Clinical pharmacologists and toxicologists are often faced with predicting equivalent dosages for humans from biological observations in laboratory animals. Allometric scaling has been used extensively as the basis for extrapolation of drug dosage that might be expected to produce the equivalent biological effects. Allometry is the study of size and its consequences and it is based on the anatomical, physiological, and biochemical similarities between animals. In this review, retrospective analyses have been performed based on data reported in the literature in an attempt to determine the utility of allometric scaling for human dose projections from pre-clinical data for compounds that are delivered by inhalation.
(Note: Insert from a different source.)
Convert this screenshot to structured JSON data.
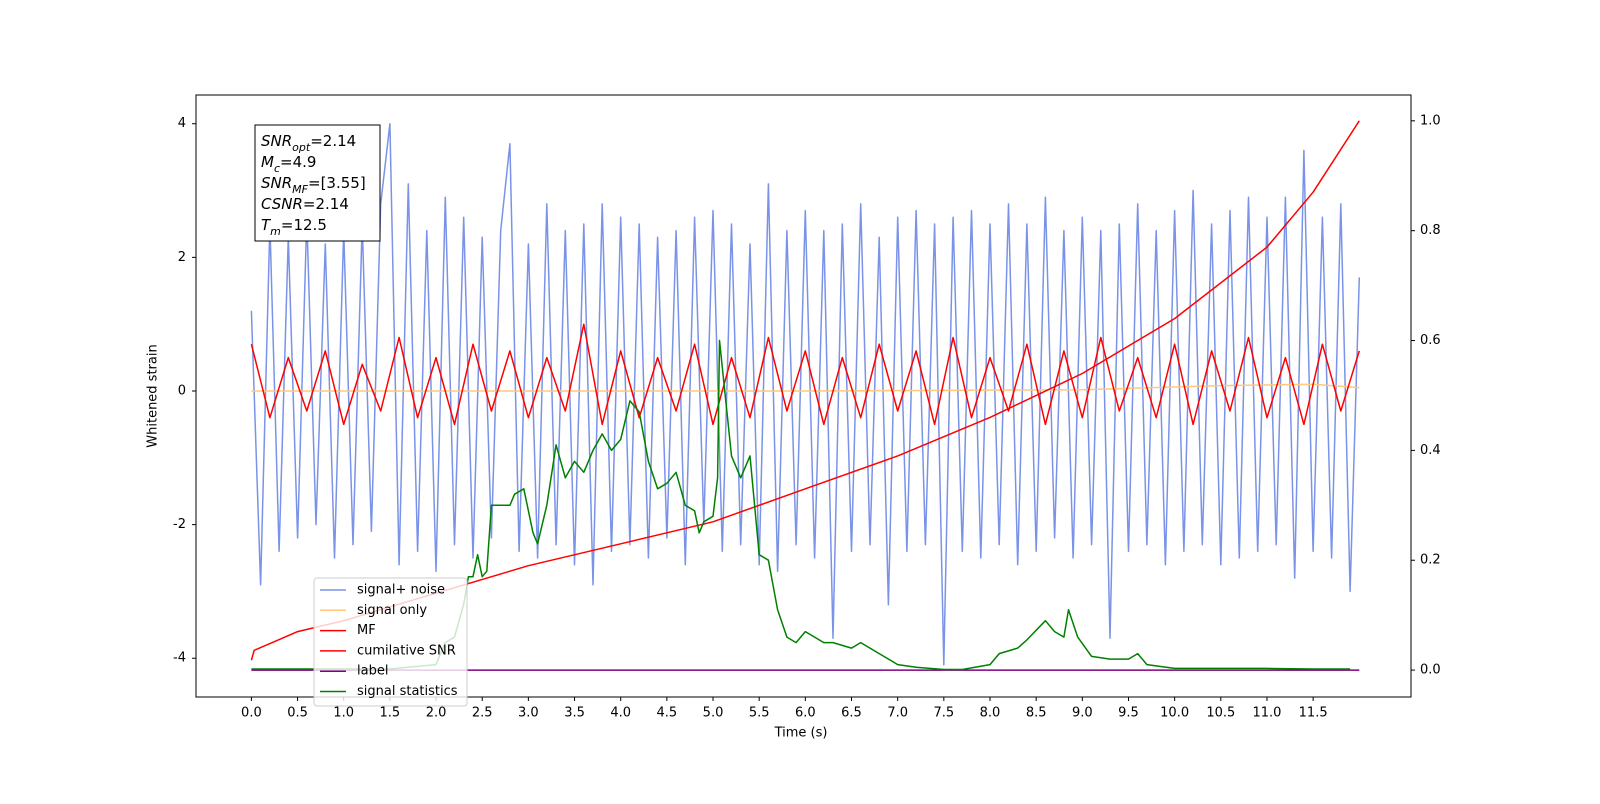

The limited pre-clinical efficacy data available on inhaled drugs that are also used clinically supports the current method of scaling using a fixed allometric exponent of 0.67. An example of the utility of the human inhaled dose projections for planning inhaled toxicology studies is also presented.

临床药理学家和毒理学家经常面临着根据实验动物的生物学观察预测人类等效剂量的问题。异速代谢定标已被广泛用作推断可能产生同等生物学效应的药物剂量的基础。异速测量法是对大小及其后果的研究，它基于动物之间的解剖，生理和生化相似性。在这篇综述中，已经根据文献中报道的数据进行了回顾性分析，以试图从通过吸入传递的化合物的临床前数据确定人体剂量预测的异度缩放比例的效用。在临床上也使用的可吸入药物可获得的有限的临床前功效数据支持了使用固定变构指数为0.67的当前缩放方法。还提供了人类吸入剂量预测在规划吸入毒理学研究中的效用的一个例子。